Insatisfaite par l’accord-cadre rénové par le gouvernement fin juillet, Éliane Assassi considère elle aussi que les montants du contrat estival sont « encore un peu trop importants ». La sénatrice n’en dira pas plus, préférant réserver son argumentaire pour le débat parlementaire d’octobre.

L’Obs a également relevé un autre élément. Dans la liste des prestataires retenus par le marché UGAP figure le cabinet McKinsey. Ce cabinet américain réputé, qui a notamment épaulé le ministre de la Santé durant la crise sanitaire, fait actuellement l’objet d’une enquête du Parquet national financier pour « blanchiment aggravé de fraude fiscale », à la suite de révélations du Sénat sur sa situation fiscale.

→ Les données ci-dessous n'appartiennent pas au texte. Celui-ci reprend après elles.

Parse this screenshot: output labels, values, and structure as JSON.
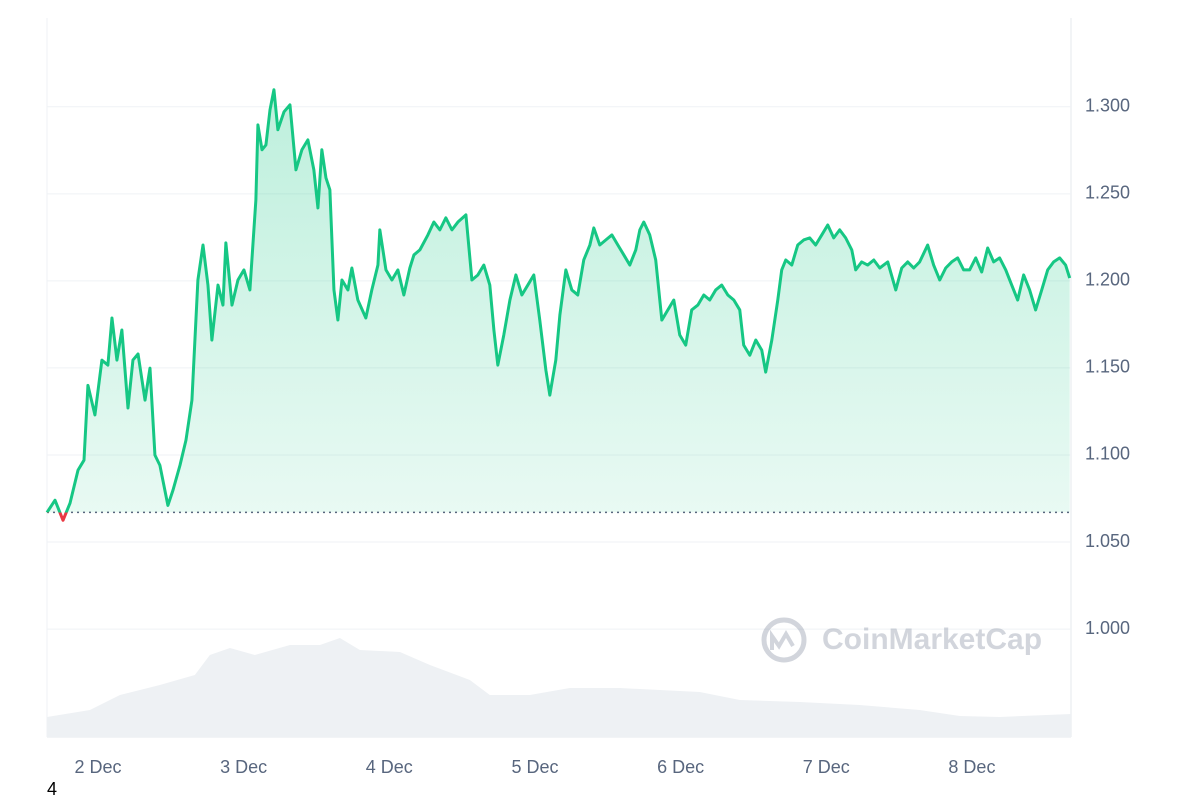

La firme américaine tient à préciser qu’elle a été choisie avec d’autres cabinets uniquement en tant que « suppléant », le « rang 2 » selon la terminologie de l’UGAP. Elle ne peut être sollicitée « que dans le cas, rarement observé en pratique dans ce type de contrat, d’une défaillance dûment constatée du groupement attributaire de rang 1 », a détaillé McKinsey dans un communiqué le 7 septembre.

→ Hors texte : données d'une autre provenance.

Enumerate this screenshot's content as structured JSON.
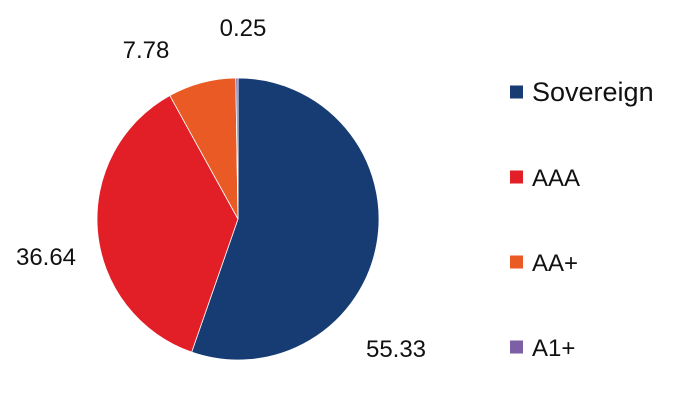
{
  "chart_data": {
    "type": "pie",
    "title": "",
    "slices": [
      {
        "label": "Sovereign",
        "value": 55.33,
        "value_label": "55.33",
        "color": "#173C73"
      },
      {
        "label": "AAA",
        "value": 36.64,
        "value_label": "36.64",
        "color": "#E21F26"
      },
      {
        "label": "AA+",
        "value": 7.78,
        "value_label": "7.78",
        "color": "#EA5A24"
      },
      {
        "label": "A1+",
        "value": 0.25,
        "value_label": "0.25",
        "color": "#7C5FA5"
      }
    ],
    "start_angle_deg": 0,
    "direction": "clockwise",
    "legend_position": "right"
  }
}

Interrogé sur France Inter ce 12 septembre, le porte-parole du gouvernement Olivier Véran a souligné que le marché a été conclu « en conformité parfaite avec la loi ». « Il peut y avoir une enquête fiscale sur une entreprise qui a le droit de fonctionner et de faire appel à des marchés publics », a justifié l’ancien ministre de la Santé, qui vient de publier son journal de bord de la crise. Il n’en demeure pas moins que « d’un point de vue politique, c’est une question embarrassante », reconnaît le sénateur Arnaud Bazin.

« Tout concourt pour donner raison à notre rapport », pour Éliane Assassi

Le feuilleton estival des cabinets de conseil ne s’arrête pas là, puisque Le Monde a dénoncé dans un article du 5 septembre le manque de célérité de l’exécutif à lui communiquer des documents publics. Le quotidien du soir sollicite depuis février auprès de l’Elysée la liste et le contenu des missions de conseil menées depuis 2017. La Commission d’accès aux documents administratifs (CADA) a donné un avis favorable à la requête des journalistes. La présidence de la République justifie ces délais par la « charge de travail disproportionnée » requise pour masquer les données commerciales présentes sur les documents. Le journal fait face à la même attente du côté des ministères, depuis février. Là encore, Le Monde est appuyé par la CADA. Un manque d’entrain qui agace au Sénat. « Il est tout à fait inacceptable que des documents qui doivent être communiqués, selon l’avis de la CADA, ne le soient pas. On ne peut pas trouver cela normal dans une démocratie », soutient le sénateur Arnaud Bazin.

Une chose est certaine, les épisodes de l’été sur le front des cabinets de conseil n’ont pas entamé la détermination des sénateurs à légiférer. C’est même le contraire. « Tout concourt pour donner raison à notre rapport et aux recommandations que nous avons faites. Aucune leçon n’a été tirée », conclut Éliane Assassi. « Cela démontre que notre proposition de loi est toujours aussi indispensable », renchérit son camarade Arnaud Bazin. La semaine prochaine, la commission des lois devrait désigner le ou la future rapporteur(e) du texte.